A painter before becoming a photographer, émile Savitry rubbed shoulders with all the artists, writers, and intellectuals of all kinds who came to live in Paris in the 1930s from around the world.
The stunning success of his first exhibition of surrealist paintings, introduced by Aragon in 1929, led this shy man to run away to Tahiti with Georges Malkine. On his return, he discovered Django Reinhardt in the port of Toulon and brought him to paris, where he introduced him to the french jazz scene. He enjoyed his greatest moments at the Café Dôme, la Coupole, and Vavin, which were to become his home from home and the place where he met the Prévert brothers, Paul Grimault, Alberto Giacometti, Anton Prinner, Victor Brauner, and Oscar Dominguez.

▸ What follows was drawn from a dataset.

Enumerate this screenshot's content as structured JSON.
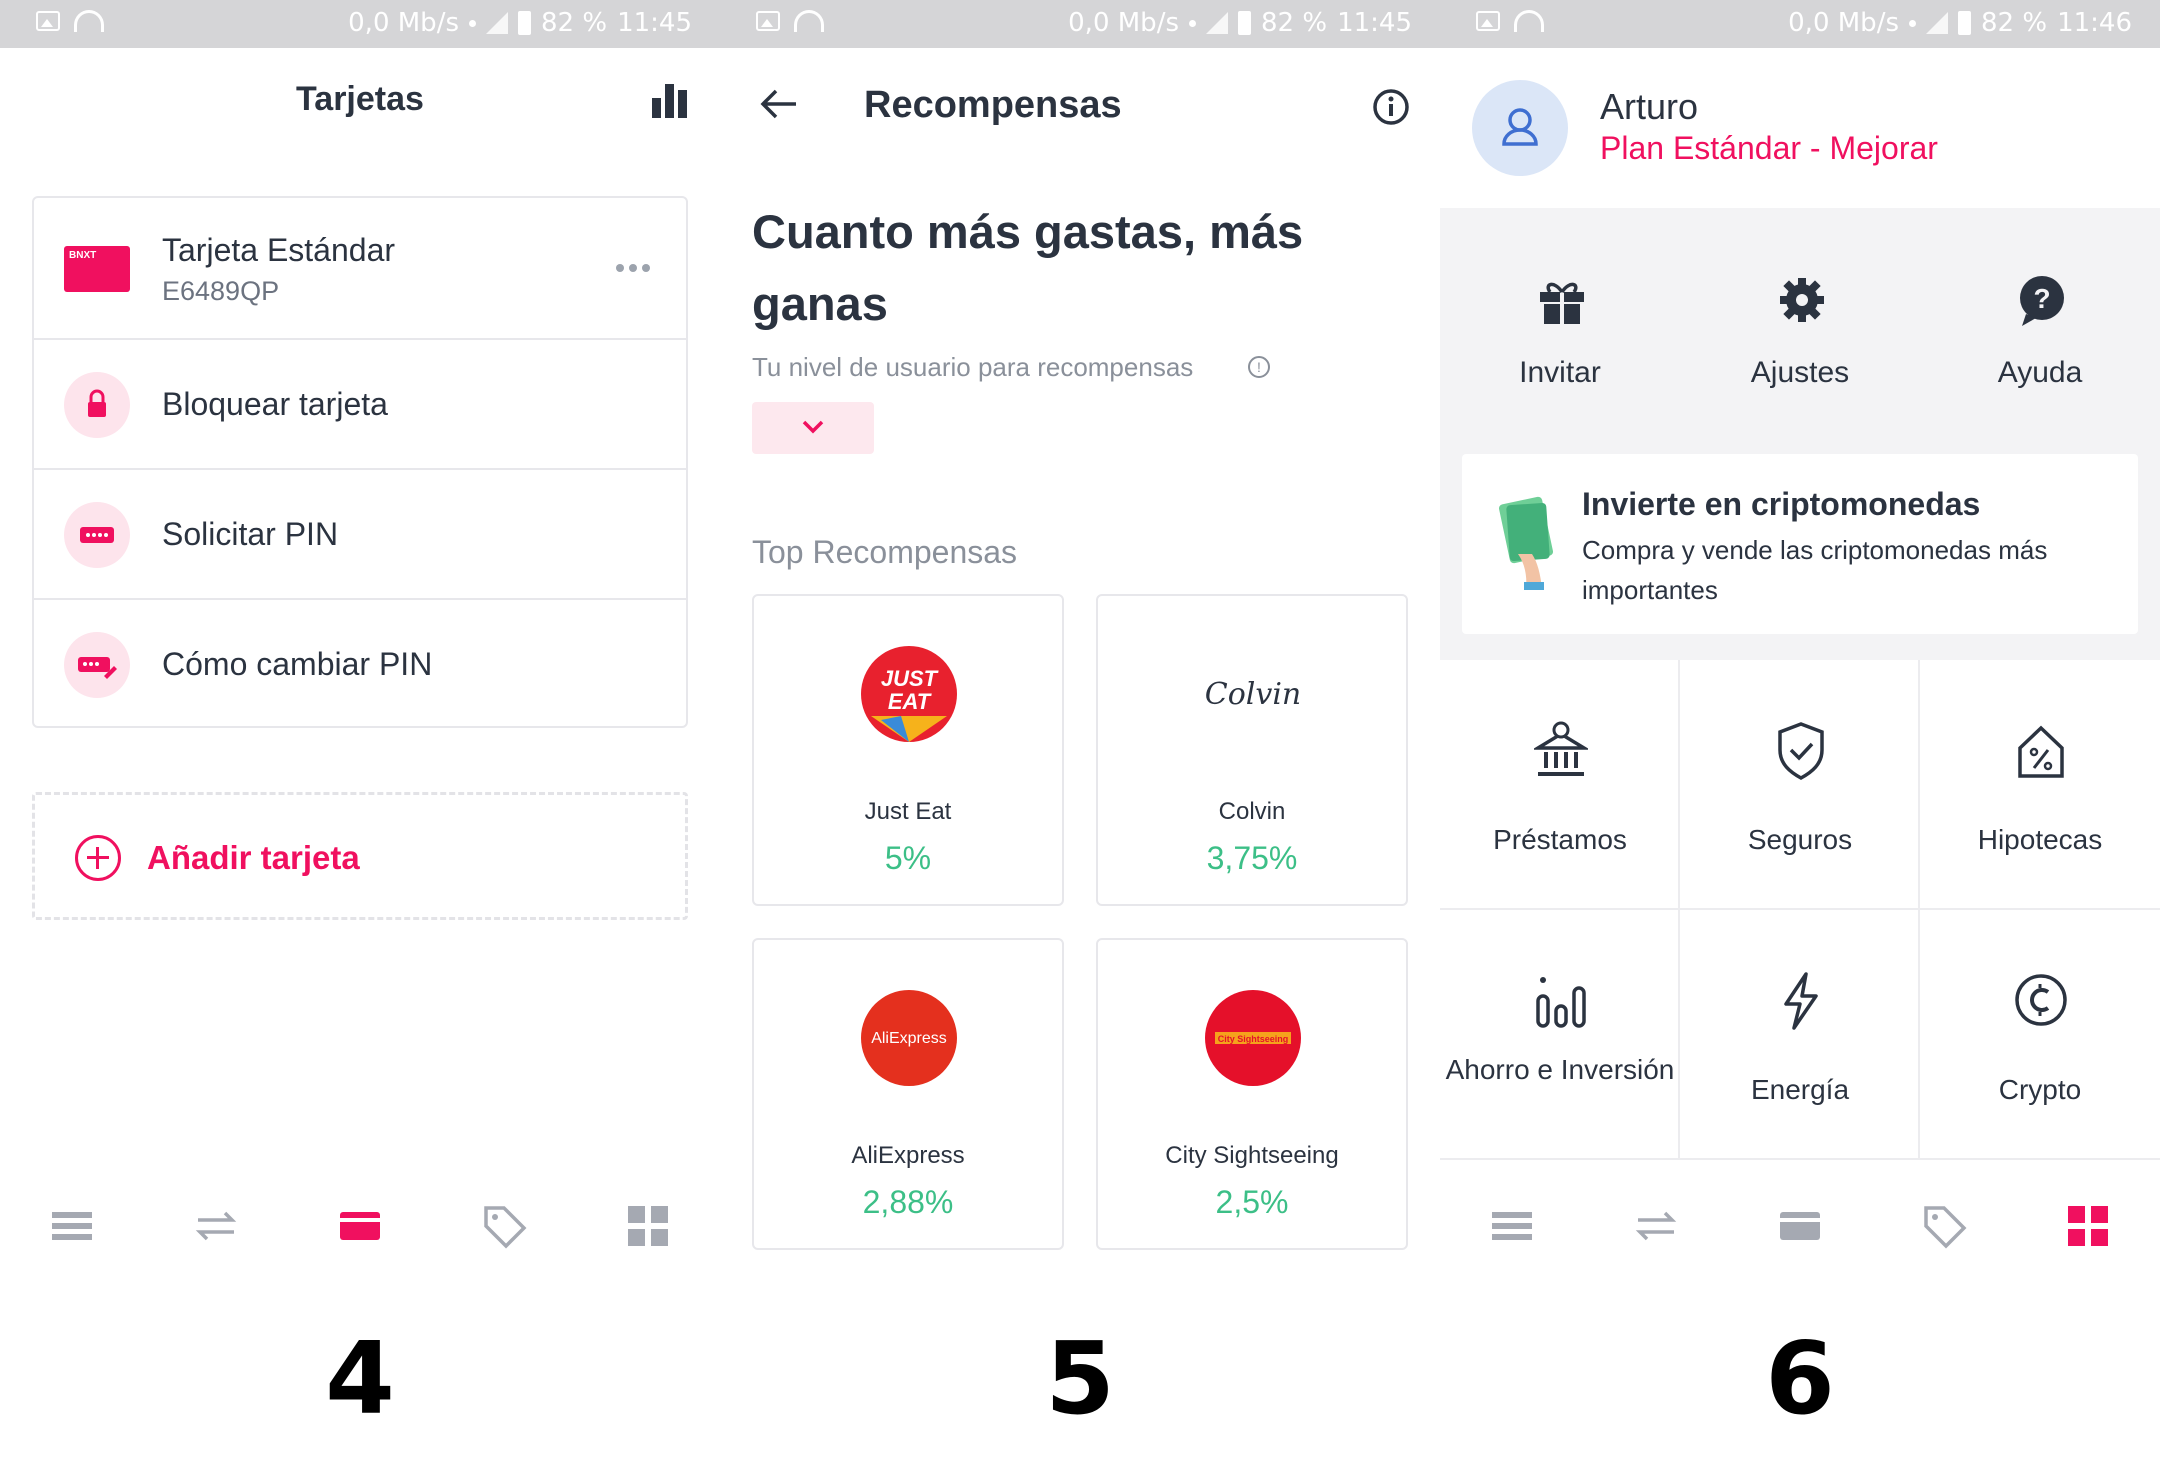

With Brassaï and later Robert Doisneau, he pursued his career as a photographer at the Rapho agency. He worked as a reporter, immortalising republican refugees from the spanish Civil War and the common people living around place Pigalle, as a stills photographer for Marcel Carné on Les Portes de la Nuit and La Fleur de l’Age and as a fashion photographer for Vogue and Harper’s Bazaar, before returning to his first love: painting. his portraits of artists reveal an astonishing intimacy, and his photos of nudes, particularly well received in Japan, testify to his profound sensibility.
In 1967, émile Savitry died suddenly, while still at the height of his success, and this monographic catalogue is the first to be devoted to him. The work of this prolific and unjustly neglected humanist photographer deserves to be brought back into the limelight today.
Sophie Malexis was a journalist for Le Monde from 1986 to 2009, creating and developing the daily’s photo service and its supplement. She then collaborated on the magazine Le Monde 2. She is the author of numerous articles on photography and has mounted photographic exhibitions within the newspaper and organized screenings at rencontres de la photographie, in Arles, as well as chairing debates at Maison européenne de la photo, in Paris. She currently designs exhibitions combining photography and literature and tries to rediscover photographers’ works that have been forgotten in archives.